28Ils conduisirent Jésus de chez Caïphe au prétoire : c’était le matin. Mais ils n’entrèrent pas eux-mêmes dans le prétoire, pour ne pas se souiller et afin de pouvoir manger la Pâque.[4] 29Pilate sortit donc vers eux, et dit : “Quelle accusation portez-vous contre cet homme ?” 30Ils lui répondirent : “Si ce n’était pas un malfaiteur, nous ne te l’aurions pas livré.” 31Pilate leur dit : “Prenez-le vous-mêmes, et jugez-le selon votre loi.” Les Juifs lui répondirent : “Il ne nous est pas permis de mettre personne à mort” : 32afin que s’accomplît la parole que Jésus avait dite, lorsqu’il avait indiqué de quelle mort il devait mourir.[5]

33Pilate étant donc rentré dans le prétoire, appela Jésus, et lui dit : “Es-tu le roi des Juifs ?” 34Jésus répondit : “Dis-tu cela de toi-même, ou d’autres te l’ont-ils dit de moi ?” 35Pilate répondit : “Est-ce que je suis Juif ? Ta nation et les chefs des prêtres t’ont livré à moi : qu’as-tu fait ?”

36Jésus répondit : “Mon royaume n’est pas de ce monde ; si mon royaume était de ce monde, mes serviteurs auraient
  1. 11. Ce calice, symbole des souffrances de la Passion (comp. Is, li, 16 ; Jérém. xlix, 12 ; li, 7). rappelle celui de l’agonie au jardin des Oliviers (Matth. xxvi, 52 sv.).
  2. 15. Pour bon nombre d’exégètes, ce qui suit se passe chez Caïphe ; c’est de lui qu’il s’agit vers. 15, 16 et 19, et au témoignage des Synoptiques c’est dans la cour de son palais qu’eurent lieu les trois reniements de S. Pierre. S. Jean, qui n’avait pas dit un mot de ce changement du lieu de la scène, le mentionne au vers. 24, sous forme de parenthèse ou de récapitulation. Toutefois, il est assez irrégulier de traduire au v. 24 le verbe ἀπέστειλεν par un plus-que-parfait. Aussi plusieurs exégètes pensent, après S. Cyrille d’Alexandrie, que la remarque du vers. 24 devait se lire après le verset 14. Tout se suit alors naturellement. Cependant la phrase du verset 24, telle qu’elle est construite se comprend mieux après le verset 23, qu’après le 14e. Pour expliquer la difficulté de ce passage, il suffit de supposer la cour intérieure commune entre Anne et Caïphe.
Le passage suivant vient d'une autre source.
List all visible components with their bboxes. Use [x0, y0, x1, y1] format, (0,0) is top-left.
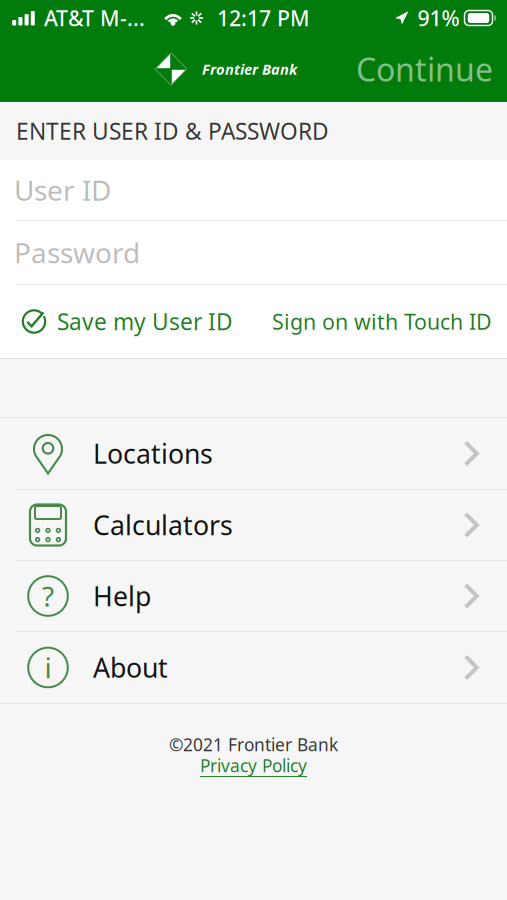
- button[interactable]: i: [0, 632, 507, 703]
- staticText: 12:17 PM: [217, 4, 310, 32]
- staticText: Frontier Bank: [202, 59, 297, 79]
- staticText: Save my User ID: [57, 306, 233, 336]
- button[interactable]: Privacy Policy: [200, 754, 307, 777]
- staticText: i: [44, 649, 52, 686]
- button[interactable]: Calculators: [0, 490, 507, 560]
- staticText: ?: [42, 577, 54, 615]
- button[interactable]: Continue: [342, 39, 507, 99]
- button[interactable]: Locations: [0, 418, 507, 489]
- staticText: Sign on with Touch ID: [272, 307, 492, 336]
- staticText: ©2021 Frontier Bank: [169, 733, 338, 756]
- staticText: Password: [14, 234, 140, 271]
- staticText: Help: [93, 578, 151, 614]
- staticText: ENTER USER ID & PASSWORD: [16, 116, 329, 146]
- staticText: About: [93, 650, 168, 685]
- staticText: 91%: [418, 4, 460, 32]
- staticText: Locations: [93, 436, 213, 471]
- staticText: Privacy Policy: [200, 754, 307, 777]
- staticText: User ID: [14, 171, 111, 209]
- staticText: Continue: [356, 48, 493, 90]
- staticText: AT&T M-...: [44, 4, 145, 32]
- button[interactable]: Save my User ID: [21, 306, 233, 336]
- button[interactable]: ?: [0, 561, 507, 631]
- button[interactable]: Sign on with Touch ID: [272, 307, 492, 336]
- staticText: Calculators: [93, 507, 233, 543]
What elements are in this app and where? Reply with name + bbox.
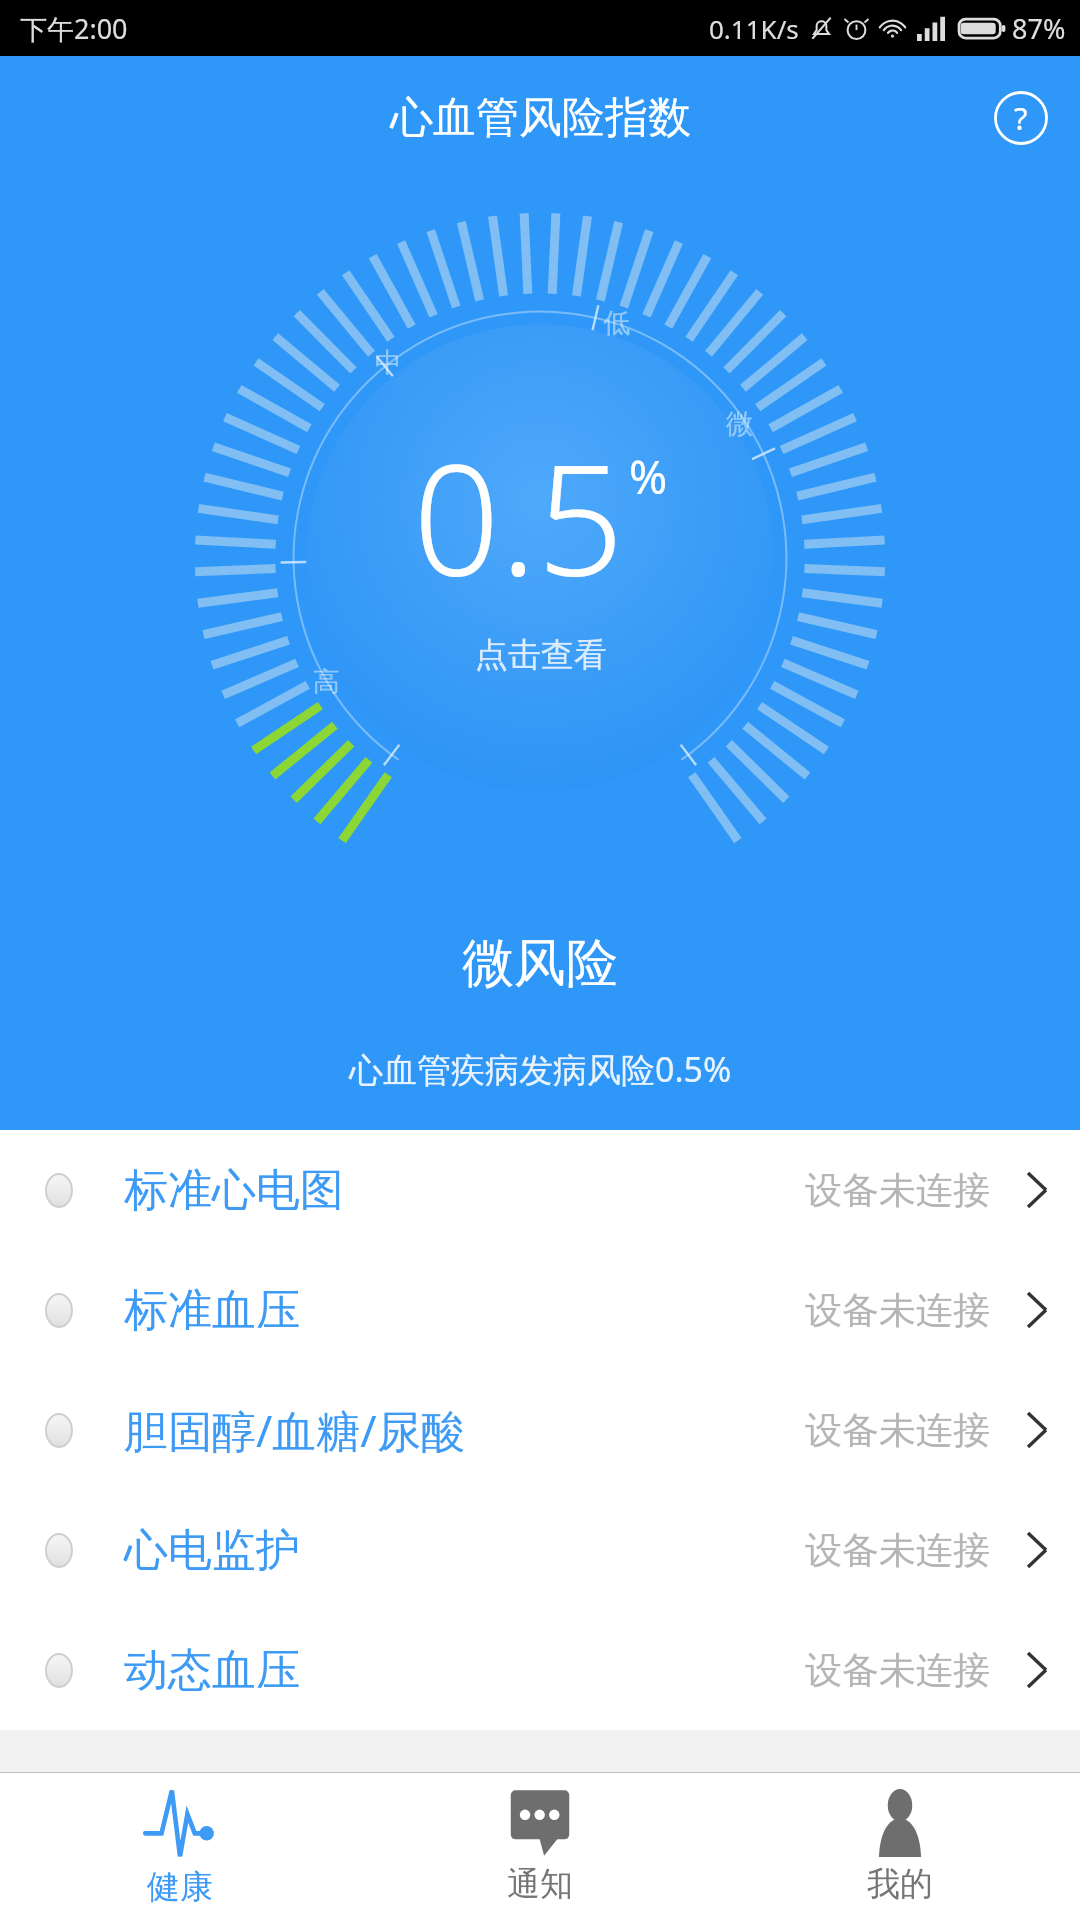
staticText: 健康 <box>147 1866 213 1908</box>
staticText: 设备未连接 <box>805 1647 990 1694</box>
staticText: 标准血压 <box>124 1283 300 1338</box>
staticText: 设备未连接 <box>805 1527 990 1574</box>
staticText: 动态血压 <box>124 1643 300 1698</box>
staticText: 心血管风险指数 <box>390 91 691 145</box>
staticText: 我的 <box>867 1863 933 1905</box>
button[interactable]: 健康 <box>0 1773 360 1920</box>
staticText: 中 <box>375 346 402 380</box>
button[interactable]: 我的 <box>720 1773 1080 1920</box>
staticText: 下午2:00 <box>20 10 128 47</box>
button[interactable]: 标准心电图 <box>0 1130 1080 1250</box>
button[interactable]: 通知 <box>360 1773 720 1920</box>
staticText: 微 <box>726 407 753 441</box>
staticText: 心电监护 <box>124 1523 300 1578</box>
staticText: 设备未连接 <box>805 1167 990 1214</box>
staticText: % <box>629 445 668 508</box>
staticText: 87% <box>1012 10 1066 47</box>
staticText: 高 <box>313 665 340 699</box>
staticText: 设备未连接 <box>805 1287 990 1334</box>
staticText: 标准心电图 <box>124 1163 344 1218</box>
button[interactable]: Help <box>992 89 1050 147</box>
button[interactable]: 心电监护 <box>0 1490 1080 1610</box>
button[interactable]: 标准血压 <box>0 1250 1080 1370</box>
staticText: 心血管疾病发病风险0.5% <box>349 1046 732 1092</box>
staticText: 设备未连接 <box>805 1407 990 1454</box>
staticText: 微风险 <box>462 931 618 997</box>
button[interactable]: 高 <box>190 208 890 908</box>
staticText: 低 <box>603 306 630 340</box>
staticText: 通知 <box>507 1863 573 1905</box>
button[interactable]: 胆固醇/血糖/尿酸 <box>0 1370 1080 1490</box>
staticText: ? <box>1014 97 1028 139</box>
staticText: 点击查看 <box>475 634 607 676</box>
staticText: 0.5 <box>413 413 624 620</box>
button[interactable]: 动态血压 <box>0 1610 1080 1730</box>
staticText: 0.11K/s <box>709 11 799 46</box>
staticText: 胆固醇/血糖/尿酸 <box>124 1400 465 1460</box>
Et en attendant la réunion des Sanhédrites chez lui, le grand-prêtre Caïphe serait venu chez son beau-père interroger le prisonnier.
  3. 16. Matth. xxvi, 58 ; xiv, 54 ; Luc, xxii, 55.
  4. 28. Matth. xxvii, 2 ; Marc, xv, 1 ; Luc, xxiii, 1. — Quelques interprètes ont cru que la Pâque ne désignait pas ici l’agneau pascal, mais les victimes qu’on avait coutume d’immoler pendant les 7 jours que durait la fête et plus spécialement celles qu’on immolait le jour le plus solennel, le 15 Nisan (comp. Deut. xvi, 2-3 ; II Par. xxxv, 7-9). C’est à tort ; car ce n’est pas le sens de ces passages. Manger la Pâque, c’est toujours manger l’agneau pascal et jamais ces victimes ni la Hagigah.
  5. 32. Afin que s’accomplît… C’était une disposition d’en haut pour que Jésus fût crucifié, comme il l’avait prédit (Matth. xx, 19 ; Jean, iii, 14 ; viii, 28 ; xii, 32). Les Juifs n’auraient pu que le lapider comme faux prophète (Lévit. xxv, 14), comme coupable d’un crime contre la divinité. Pour qu’il subît le supplice de la croix il fallait qu’il fût livré aux Romains qui punissaient ainsi les malfaiteurs insignes et spécialement la rébellion des gens du peuple contre l’État.